L’obésité ne se remarque pas tout de suite, elle s’installe progressivement. Un enfant peut avoir une silhouette normale et porter en lui les prémices d’un surpoids ou d’une obésité. L’unique moyen est alors le dépistage.

Depuis 5 ans, les pédiatres de l’Association Française de Pédiatrie Ambulatoire (AFPA) se mobilisent et organisent une journée nationale de prévention et d’information afin de sensibiliser les enfants et les familles sur l’obésité infantile. Les pédiatres offrent des consultations gratuites de dépistage.

Pour se rendre compte d’un futur problème de poids on calcul l’indice de masse corporelle (IMC = poids en kg / taille² en m²). Puis on reporte l’IMC obtenu sur la courbe de corpulence de l’enfant. Si l’enfant présente un rebond précoce d’adiposité, signe annonciateur d’une future surcharge pondérale. En général, le rebond d’adiposité précoce se fait vers 6 – 7 ans. S’il se fait avant, une augmentation du risque d’obésité est à craindre.
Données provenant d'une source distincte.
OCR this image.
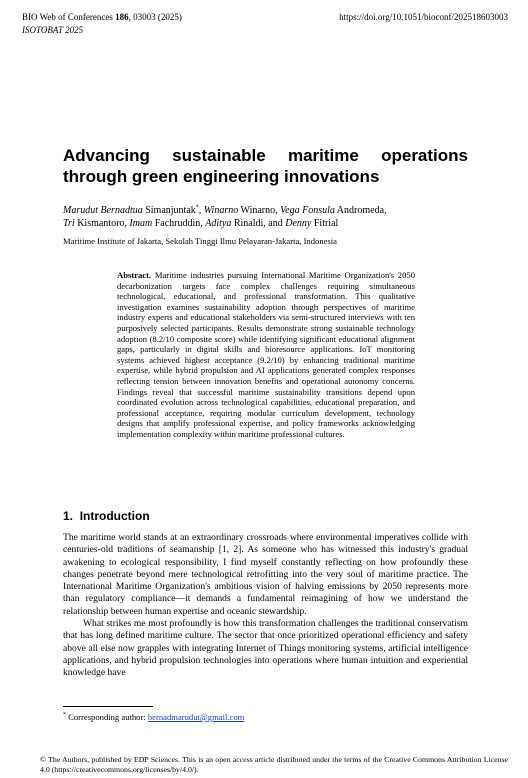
BIO Web of Conferences 186, 03003 (2025)
ISOTOBAT 2025
https://doi.org/10.1051/bioconf/202518603003
Advancing sustainable maritime operations through green engineering innovations
Marudut Bernadtua Simanjuntak*, Winarno Winarno, Vega Fonsula Andromeda,
Tri Kismantoro, Imam Fachruddin, Aditya Rinaldi, and Denny Fitrial
Maritime Institute of Jakarta, Sekolah Tinggi Ilmu Pelayaran-Jakarta, Indonesia
Abstract. Maritime industries pursuing International Maritime Organization's 2050 decarbonization targets face complex challenges requiring simultaneous technological, educational, and professional transformation. This qualitative investigation examines sustainability adoption through perspectives of maritime industry experts and educational stakeholders via semi-structured interviews with ten purposively selected participants. Results demonstrate strong sustainable technology adoption (8.2/10 composite score) while identifying significant educational alignment gaps, particularly in digital skills and bioresource applications. IoT monitoring systems achieved highest acceptance (9.2/10) by enhancing traditional maritime expertise, while hybrid propulsion and AI applications generated complex responses reflecting tension between innovation benefits and operational autonomy concerns. Findings reveal that successful maritime sustainability transitions depend upon coordinated evolution across technological capabilities, educational preparation, and professional acceptance, requiring modular curriculum development, technology designs that amplify professional expertise, and policy frameworks acknowledging implementation complexity within maritime professional cultures.
1. Introduction

The maritime world stands at an extraordinary crossroads where environmental imperatives collide with centuries-old traditions of seamanship [1, 2]. As someone who has witnessed this industry's gradual awakening to ecological responsibility, I find myself constantly reflecting on how profoundly these changes penetrate beyond mere technological retrofitting into the very soul of maritime practice. The International Maritime Organization's ambitious vision of halving emissions by 2050 represents more than regulatory compliance—it demands a fundamental reimagining of how we understand the relationship between human expertise and oceanic stewardship.

What strikes me most profoundly is how this transformation challenges the traditional conservatism that has long defined maritime culture. The sector that once prioritized operational efficiency and safety above all else now grapples with integrating Internet of Things monitoring systems, artificial intelligence applications, and hybrid propulsion technologies into operations where human intuition and experiential knowledge have

* Corresponding author: bernadmarudut@gmail.com
© The Authors, published by EDP Sciences. This is an open access article distributed under the terms of the Creative Commons Attribution License 4.0 (https://creativecommons.org/licenses/by/4.0/).
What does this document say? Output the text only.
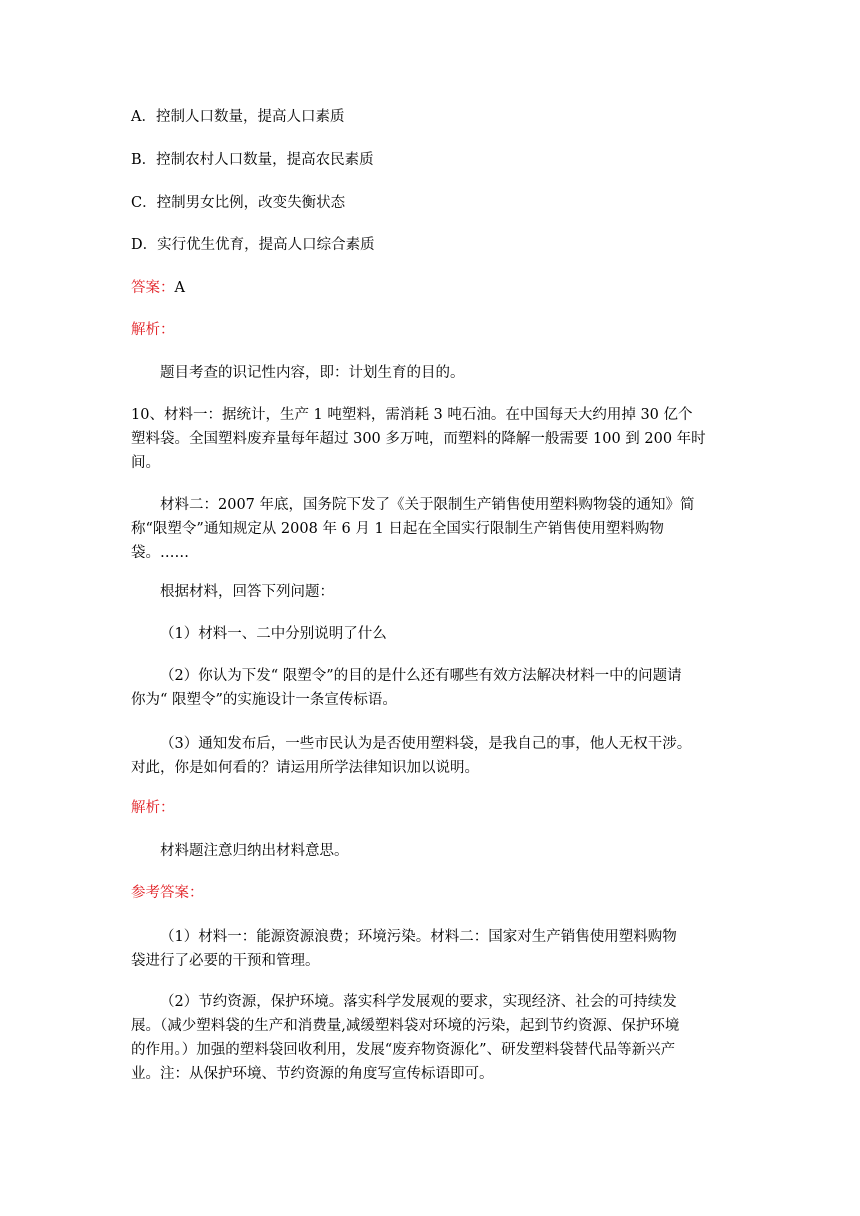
A．控制人口数量，提高人口素质
B．控制农村人口数量，提高农民素质
C．控制男女比例，改变失衡状态
D．实行优生优育，提高人口综合素质
答案：A
解析：
题目考查的识记性内容，即：计划生育的目的。
10、材料一：据统计，生产 1 吨塑料，需消耗 3 吨石油。在中国每天大约用掉 30 亿个
塑料袋。全国塑料废弃量每年超过 300 多万吨，而塑料的降解一般需要 100 到 200 年时
间。
材料二：2007 年底，国务院下发了《关于限制生产销售使用塑料购物袋的通知》简
称“限塑令”通知规定从 2008 年 6 月 1 日起在全国实行限制生产销售使用塑料购物
袋。……
根据材料，回答下列问题：
（1）材料一、二中分别说明了什么
（2）你认为下发“ 限塑令”的目的是什么还有哪些有效方法解决材料一中的问题请
你为“ 限塑令”的实施设计一条宣传标语。
（3）通知发布后，一些市民认为是否使用塑料袋，是我自己的事，他人无权干涉。
对此，你是如何看的？请运用所学法律知识加以说明。
解析：
材料题注意归纳出材料意思。
参考答案：
（1）材料一：能源资源浪费；环境污染。材料二：国家对生产销售使用塑料购物
袋进行了必要的干预和管理。
（2）节约资源，保护环境。落实科学发展观的要求，实现经济、社会的可持续发
展。（减少塑料袋的生产和消费量,减缓塑料袋对环境的污染，起到节约资源、保护环境
的作用。）加强的塑料袋回收利用，发展“废弃物资源化”、研发塑料袋替代品等新兴产
业。注：从保护环境、节约资源的角度写宣传标语即可。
  Courbe de corpulence de l’enfant                                 Exemple de rebond précoce d’adiposité

courbe corpulence filleRebond précoce d'adiposite 

Une alimentation excessive, déséquilibrée et le manque d’exercice physique sont des facteurs à risque, qui peuvent être responsable de l’apparition de l’obésité infantile.

Il est donc important de sensibiliser les enfants dès leur plus jeune âge à de bonnes habitudes alimentaires, pour que ces bonnes habitudes deviennent des habitudes. Il faut leur réapprendre à la fois aux parents et aux enfants à avoir une bonne hygiène de vie.
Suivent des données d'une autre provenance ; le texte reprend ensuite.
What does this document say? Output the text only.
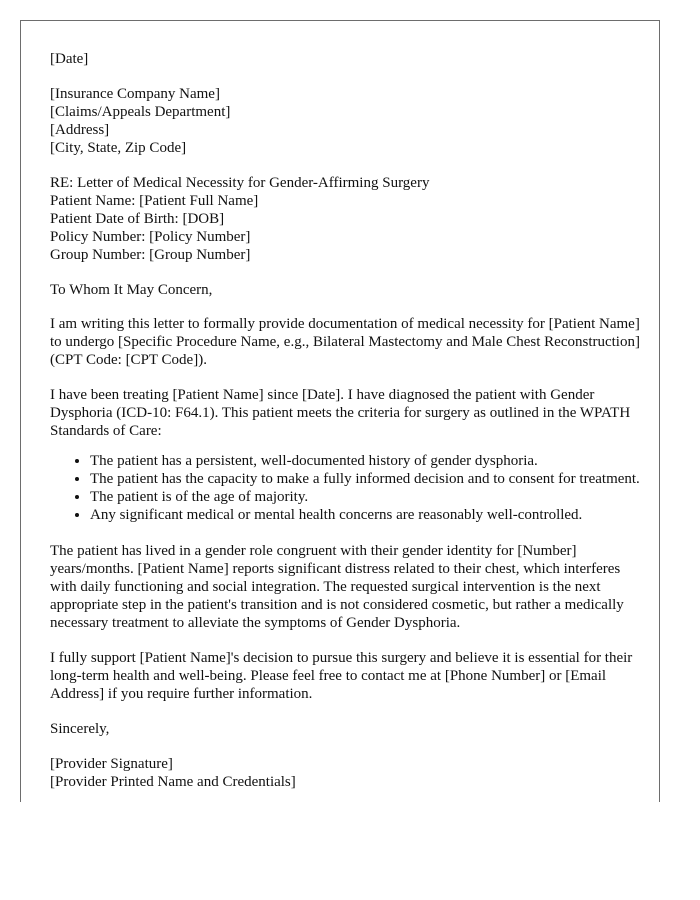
[Date]
[Insurance Company Name]
[Claims/Appeals Department]
[Address]
[City, State, Zip Code]
RE: Letter of Medical Necessity for Gender-Affirming Surgery
Patient Name: [Patient Full Name]
Patient Date of Birth: [DOB]
Policy Number: [Policy Number]
Group Number: [Group Number]

To Whom It May Concern,

I am writing this letter to formally provide documentation of medical necessity for [Patient Name] to undergo [Specific Procedure Name, e.g., Bilateral Mastectomy and Male Chest Reconstruction] (CPT Code: [CPT Code]).

I have been treating [Patient Name] since [Date]. I have diagnosed the patient with Gender Dysphoria (ICD-10: F64.1). This patient meets the criteria for surgery as outlined in the WPATH Standards of Care:

• The patient has a persistent, well-documented history of gender dysphoria.
• The patient has the capacity to make a fully informed decision and to consent for treatment.
• The patient is of the age of majority.
• Any significant medical or mental health concerns are reasonably well-controlled.

The patient has lived in a gender role congruent with their gender identity for [Number] years/months. [Patient Name] reports significant distress related to their chest, which interferes with daily functioning and social integration. The requested surgical intervention is the next appropriate step in the patient's transition and is not considered cosmetic, but rather a medically necessary treatment to alleviate the symptoms of Gender Dysphoria.

I fully support [Patient Name]'s decision to pursue this surgery and believe it is essential for their long-term health and well-being. Please feel free to contact me at [Phone Number] or [Email Address] if you require further information.

Sincerely,

[Provider Signature]
[Provider Printed Name and Credentials]
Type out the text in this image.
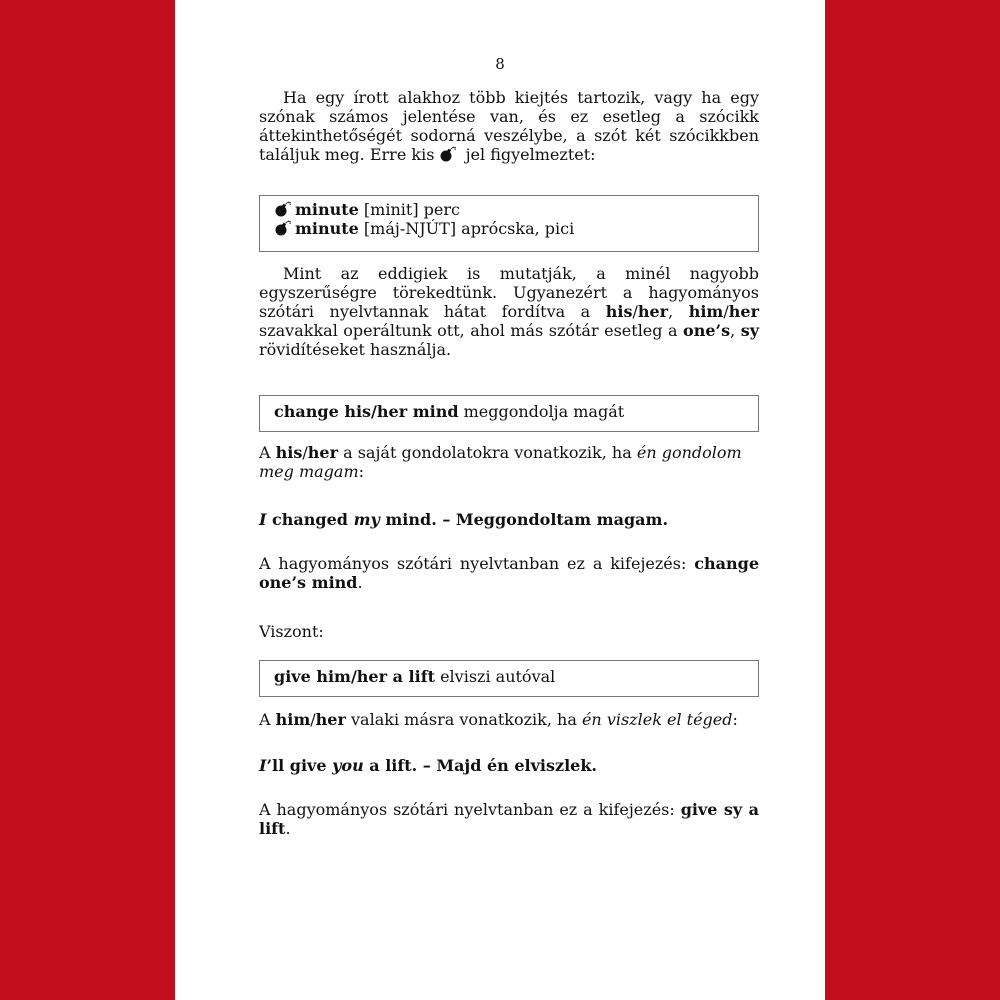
8

Ha egy írott alakhoz több kiejtés tartozik, vagy ha egy szónak számos jelentése van, és ez esetleg a szócikk áttekinthetőségét sodorná veszélybe, a szót két szócikkben találjuk meg. Erre kis  jel figyelmeztet:

minute [minit] perc
minute [máj-NJÚT] aprócska, pici

Mint az eddigiek is mutatják, a minél nagyobb egyszerűségre törekedtünk. Ugyanezért a hagyományos szótári nyelvtannak hátat fordítva a his/her, him/her szavakkal operáltunk ott, ahol más szótár esetleg a one’s, sy rövidítéseket használja.

change his/her mind meggondolja magát

A his/her a saját gondolatokra vonatkozik, ha én gondolom meg magam:

I changed my mind. – Meggondoltam magam.

A hagyományos szótári nyelvtanban ez a kifejezés: change one’s mind.

Viszont:

give him/her a lift elviszi autóval

A him/her valaki másra vonatkozik, ha én viszlek el téged:

I’ll give you a lift. – Majd én elviszlek.

A hagyományos szótári nyelvtanban ez a kifejezés: give sy a lift.
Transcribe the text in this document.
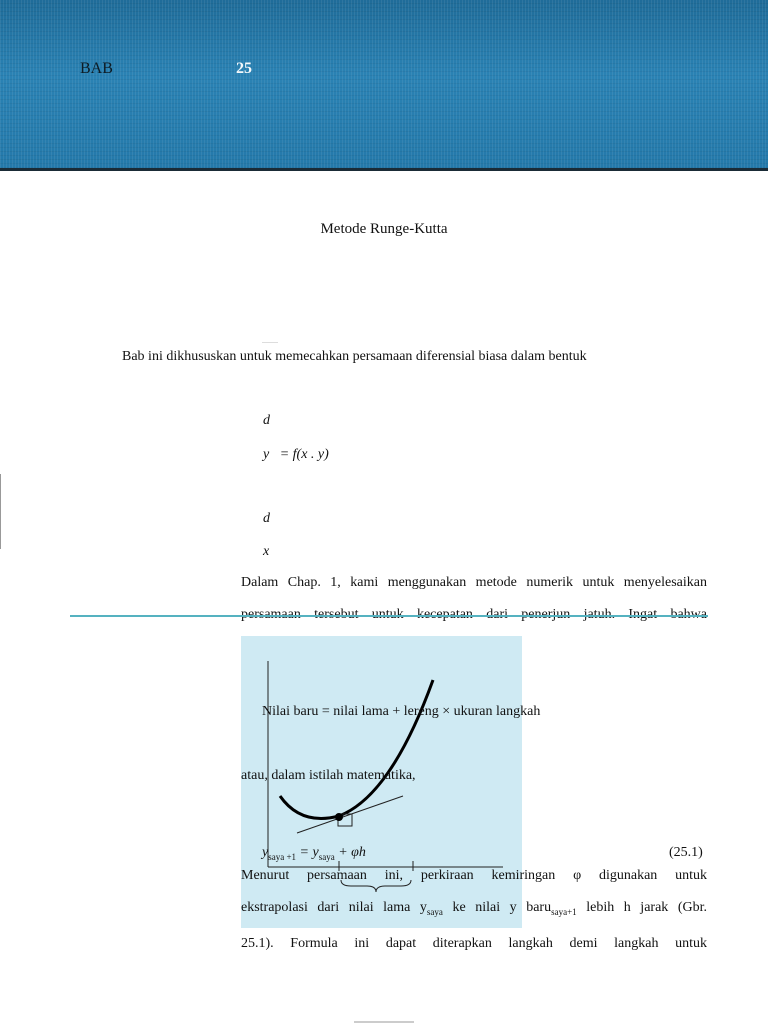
BAB	25
Metode Runge-Kutta
Bab ini dikhususkan untuk memecahkan persamaan diferensial biasa dalam bentuk
d
y   = f(x . y)
d
x
Dalam Chap. 1, kami menggunakan metode numerik untuk menyelesaikan
Nilai baru = nilai lama + lereng × ukuran langkah
atau, dalam istilah matematika,
$y_{saya +1} = y_{saya} + \varphi h$	(25.1)

Menurut persamaan ini, perkiraan kemiringan φ digunakan untuk

ekstrapolasi dari nilai lama $y_{saya}$ ke nilai y baru$_{saya+1}$ lebih h jarak (Gbr.

25.1). Formula ini dapat diterapkan langkah demi langkah untuk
Il est nécessaire de garder en tête de bons repères :

-         Un rythme de 4 repas par jour espacés entre eux de 3 à 4h

-         Prendre le temps de manger en famille, assis et jamais devant la télé

-         Essayer de réguler ces prises alimentaires en fonction des sensations de faim et de 

           satiété

-         Fruits et légumes : au minimum 5 par jour

-         Viandes, œufs, poissons : 1 ou 2 fois/jour

-         Féculents : à chaque repas et selon l’appétit

-         Produits laitiers : 3 à 4 par jour

-         Eau : à volonté

-         Limiter la consommation des produits sucrés, salés et gras

-         Faites 30min minimum d’activité physique par jour

Il faut se forcer à manger moins et mieux et à bouger plus. En pratiquant, par exemple, une activité régulière en club.
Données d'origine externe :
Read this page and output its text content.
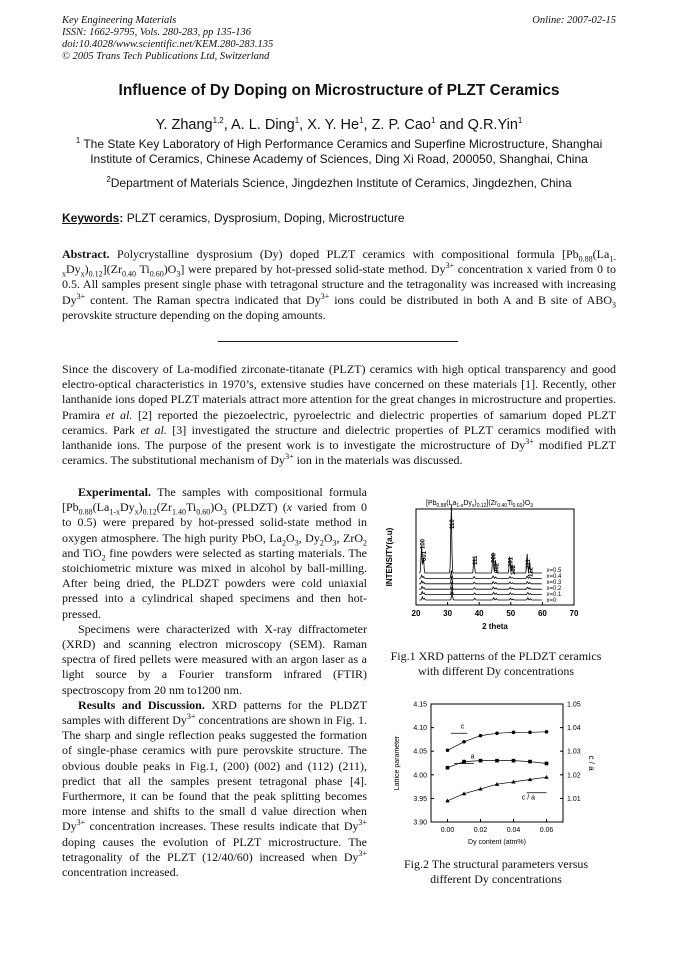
Key Engineering Materials
ISSN: 1662-9795, Vols. 280-283, pp 135-136
doi:10.4028/www.scientific.net/KEM.280-283.135
© 2005 Trans Tech Publications Ltd, Switzerland
Online: 2007-02-15
Influence of Dy Doping on Microstructure of PLZT Ceramics
Y. Zhang$^{1,2}$, A. L. Ding$^1$, X. Y. He$^1$, Z. P. Cao$^1$ and Q.R.Yin$^1$
$^1$ The State Key Laboratory of High Performance Ceramics and Superfine Microstructure, Shanghai
Institute of Ceramics, Chinese Academy of Sciences, Ding Xi Road, 200050, Shanghai, China
$^2$Department of Materials Science, Jingdezhen Institute of Ceramics, Jingdezhen, China
Keywords: PLZT ceramics, Dysprosium, Doping, Microstructure

Abstract. Polycrystalline dysprosium (Dy) doped PLZT ceramics with compositional formula $[Pb_{0.88}(La_{1-x}Dy_x)_{0.12}](Zr_{0.40}$ $Ti_{0.60})O_3$] were prepared by hot-pressed solid-state method. $Dy^{3+}$ concentration x varied from 0 to 0.5. All samples present single phase with tetragonal structure and the tetragonality was increased with increasing $Dy^{3+}$ content. The Raman spectra indicated that $Dy^{3+}$ ions could be distributed in both A and B site of $ABO_3$ perovskite structure depending on the doping amounts.

Since the discovery of La-modified zirconate-titanate (PLZT) ceramics with high optical transparency and good electro-optical characteristics in 1970’s, extensive studies have concerned on these materials [1]. Recently, other lanthanide ions doped PLZT materials attract more attention for the great changes in microstructure and properties. Pramira et al. [2] reported the piezoelectric, pyroelectric and dielectric properties of samarium doped PLZT ceramics. Park et al. [3] investigated the structure and dielectric properties of PLZT ceramics modified with lanthanide ions. The purpose of the present work is to investigate the microstructure of $Dy^{3+}$ modified PLZT ceramics. The substitutional mechanism of $Dy^{3+}$ ion in the materials was discussed.

Experimental. The samples with compositional formula [$Pb_{0.88}(La_{1-x}Dy_x)_{0.12}(Zr_{1.40}Ti_{0.60})O_3$ (PLDZT) (x varied from 0 to 0.5) were prepared by hot-pressed solid-state method in oxygen atmosphere. The high purity PbO, $La_2O_3$, $Dy_2O_3$, ZrO$_2$ and TiO$_2$ fine powders were selected as starting materials. The stoichiometric mixture was mixed in alcohol by ball-milling. After being dried, the PLDZT powders were cold uniaxial pressed into a cylindrical shaped specimens and then hot-pressed.

Specimens were characterized with X-ray diffractometer (XRD) and scanning electron microscopy (SEM). Raman spectra of fired pellets were measured with an argon laser as a light source by a Fourier transform infrared (FTIR) spectroscopy from 20 nm to1200 nm.

Results and Discussion. XRD patterns for the PLDZT samples with different $Dy^{3+}$ concentrations are shown in Fig. 1. The sharp and single reflection peaks suggested the formation of single-phase ceramics with pure perovskite structure. The obvious double peaks in Fig.1, (200) (002) and (112) (211), predict that all the samples present tetragonal phase [4]. Furthermore, it can be found that the peak splitting becomes more intense and shifts to the small d value direction when $Dy^{3+}$ concentration increases. These results indicate that $Dy^{3+}$ doping causes the evolution of PLZT microstructure. The tetragonality of the PLZT (12/40/60) increased when $Dy^{3+}$ concentration increased.

20	30	40	50	60	70
2 theta
INTENSITY(a.u)
$[Pb_{0.88}(La_{1-x}Dy_x)_{0.12}](Zr_{0.40}Ti_{0.60})O_3$
x=0.5
x=0.4
x=0.3
x=0.2
x=0.1
x=0
100
001
110
111 200
002
201
102
211
112
Fig.1 XRD patterns of the PLDZT ceramics
with different Dy concentrations
0.00	0.02	0.04	0.06
3.90
3.95
4.00
4.05
4.10
4.15
1.01
1.02
1.03
1.04
1.05
Dy content (atm%)
Lattice parameter	c / a
c
a
c / a
Fig.2 The structural parameters versus
different Dy concentrations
Une surcharge pondérale infantile peut entraîner très tôt des entorses à répétitions, des douleurs aux niveaux des articulations. A l’âge adulte, les conséquences sur la santé sont plus graves : diabète, hypertension, hyperlipidémie, maladies cardiovasculaires ou encore troubles pneumologiques.

Des réseaux d’aide aux enfants en surpoids se développent à travers la France. Les réseaux pour la prévention et la prise en charge de l’obésité (RéPPOP) réunissent les professionnels de la santé, libéraux, hospitaliers afin d’offrir une aide à des enfants en surpoids ou obèses. Pour être le plus efficace possible, ces réseaux misent sur la prévention, l’éducation à la santé, le diagnostic et les soins.

Les missions des ces réseaux sont : de prévenir et d’informer les risques liés à l’obésité, d’établir un diagnostic et un traitement précoce et enfin d’aider les médecins libéraux dans les suivi de l’enfant obèse et de sa famille.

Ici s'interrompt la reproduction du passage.